Controversy surrounding New Zealand soldiers' involvement in World War II atrocities has been reignited with the launch of a book by an English military historian.
In his new book, Armageddon: the Battle for Germany 1944-45, former editor of London's Daily Telegraph, Sir Max Hastings, says New Zealand soldiers "massacred" German medical staff and wounded men in North Africa in June 1942.
New Zealand is noted in the book's introduction in which Sir Max writes about war crimes, and shares the view of German historians that allied forces should more honestly confront their own lapses.
"For instance, more than a few Germans were hanged in 1945 for killing prisoners. Such behaviour was not uncommon among Allied personnel, yet it seldom, if ever, provoked disciplinary action.
"New Zealanders massacred medical staff and wounded men at a German aid station in North Africa in June 1942. No one was ever called to account, though the episode is well documented."
The claim first surfaced in a review of volume six of the weighty academic tomes that are Germany's semi-official history of World War II.
In 2001, Sir Max, in reviewing the book, remarked on the authors' "almost bloodless absence of national sentiment", except when they wrote about "an episode in North Africa in June 1942 in which New Zealanders overran a German position and medical station, bayoneting to death every one of its 80 occupants, including doctors and wounded".
The episode refers to the breakout in Africa when the New Zealand division's 4th and 5th brigades were flung into the defences at Minqar Qaim as the British 8th Army retreated from Libya into Egypt.
John McLeod wrote about it in his 1986 book, Myth and Reality - the New Zealand Soldier in World War II.
McLeod described it "as an example of the willingness of New Zealanders to kill", as they faced capture or death by the German Army.
New Zealand commander General Freyberg had been wounded, leaving Brigadier L. M. Inglis in charge. He decided to break through the enemy lines in an attack involving the 19th Battalion, the Maori Battalion and the 20th Battalion, in which double Victoria Cross recipient Charles Upham participated.
McLeod describes how the German defensive position became a blazing inferno, grenades being thrown into trucks with sleepy, dazed soldiers still inside and Germans being shot and bayoneted before they could climb from their trenches.
It turned out an advanced dressing station had been overrun. But as McLeod points out, dressing stations were in the trenches and were not marked with red crosses like Army hospitals.
He writes: "It was of little consequence whether the enemy were resisting, surrendering or fleeing. One member of 19 Battalion saw two Germans shot while attempting to surrender. Another saw wounded Germans picked up and tossed into burning trucks."

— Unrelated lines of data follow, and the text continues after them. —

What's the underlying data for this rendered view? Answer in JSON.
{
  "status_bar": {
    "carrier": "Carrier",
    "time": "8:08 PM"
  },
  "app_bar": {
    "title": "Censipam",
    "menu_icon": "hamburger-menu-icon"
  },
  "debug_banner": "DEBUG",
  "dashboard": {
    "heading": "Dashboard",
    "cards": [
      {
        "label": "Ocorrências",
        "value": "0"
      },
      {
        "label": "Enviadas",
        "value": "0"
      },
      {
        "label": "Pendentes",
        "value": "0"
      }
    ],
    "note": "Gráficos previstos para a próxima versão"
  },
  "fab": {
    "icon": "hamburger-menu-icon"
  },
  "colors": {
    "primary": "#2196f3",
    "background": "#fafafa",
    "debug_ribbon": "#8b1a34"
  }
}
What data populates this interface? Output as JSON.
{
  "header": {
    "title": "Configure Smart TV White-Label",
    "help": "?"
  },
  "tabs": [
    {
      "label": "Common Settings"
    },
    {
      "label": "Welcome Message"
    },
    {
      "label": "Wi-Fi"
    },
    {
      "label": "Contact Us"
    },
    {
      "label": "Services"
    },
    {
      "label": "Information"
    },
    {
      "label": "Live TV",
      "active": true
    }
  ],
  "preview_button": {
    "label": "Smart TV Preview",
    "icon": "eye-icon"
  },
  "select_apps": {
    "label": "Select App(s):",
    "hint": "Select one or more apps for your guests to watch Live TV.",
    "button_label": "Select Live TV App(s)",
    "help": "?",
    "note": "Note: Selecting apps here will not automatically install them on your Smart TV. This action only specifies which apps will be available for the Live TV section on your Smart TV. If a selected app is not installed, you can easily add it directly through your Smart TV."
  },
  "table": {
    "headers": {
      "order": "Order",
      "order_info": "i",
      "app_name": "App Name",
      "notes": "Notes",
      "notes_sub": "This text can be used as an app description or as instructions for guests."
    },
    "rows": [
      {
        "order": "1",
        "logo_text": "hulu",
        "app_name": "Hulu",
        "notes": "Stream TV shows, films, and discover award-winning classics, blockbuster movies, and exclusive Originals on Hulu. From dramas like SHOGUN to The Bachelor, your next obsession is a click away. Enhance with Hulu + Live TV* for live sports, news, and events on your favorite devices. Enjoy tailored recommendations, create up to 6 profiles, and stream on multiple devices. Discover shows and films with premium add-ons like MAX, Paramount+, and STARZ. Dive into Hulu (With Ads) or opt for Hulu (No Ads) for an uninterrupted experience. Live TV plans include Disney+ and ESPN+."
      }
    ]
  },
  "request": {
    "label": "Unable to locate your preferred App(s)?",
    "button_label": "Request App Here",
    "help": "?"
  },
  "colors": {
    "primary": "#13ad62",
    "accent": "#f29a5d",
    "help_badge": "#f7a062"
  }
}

A New Zealand official historian records in The Battle for Egypt that two battalions, "using bayonets, rifles, tommy guns, Brens fired from the hip and the newly-issued bakelite grenade ... penetrated into the centre of the close-packed laager".
New Zealand casualties were relatively light but about 200 New Zealand wounded and stragglers were rounded up by the Germans on June 28 "and roughly treated".
"They were forced to spend the long, burning day without cover, food or water."
Auckland Returned Services Association vice-president Matt McMillan said he was disappointed the battle of Minqar Qaim controversy had been revisited.
"They [New Zealand divisions] were desperate to get out. In the heat of the battle things happen - if you are cornered, you have to do all you can to get out."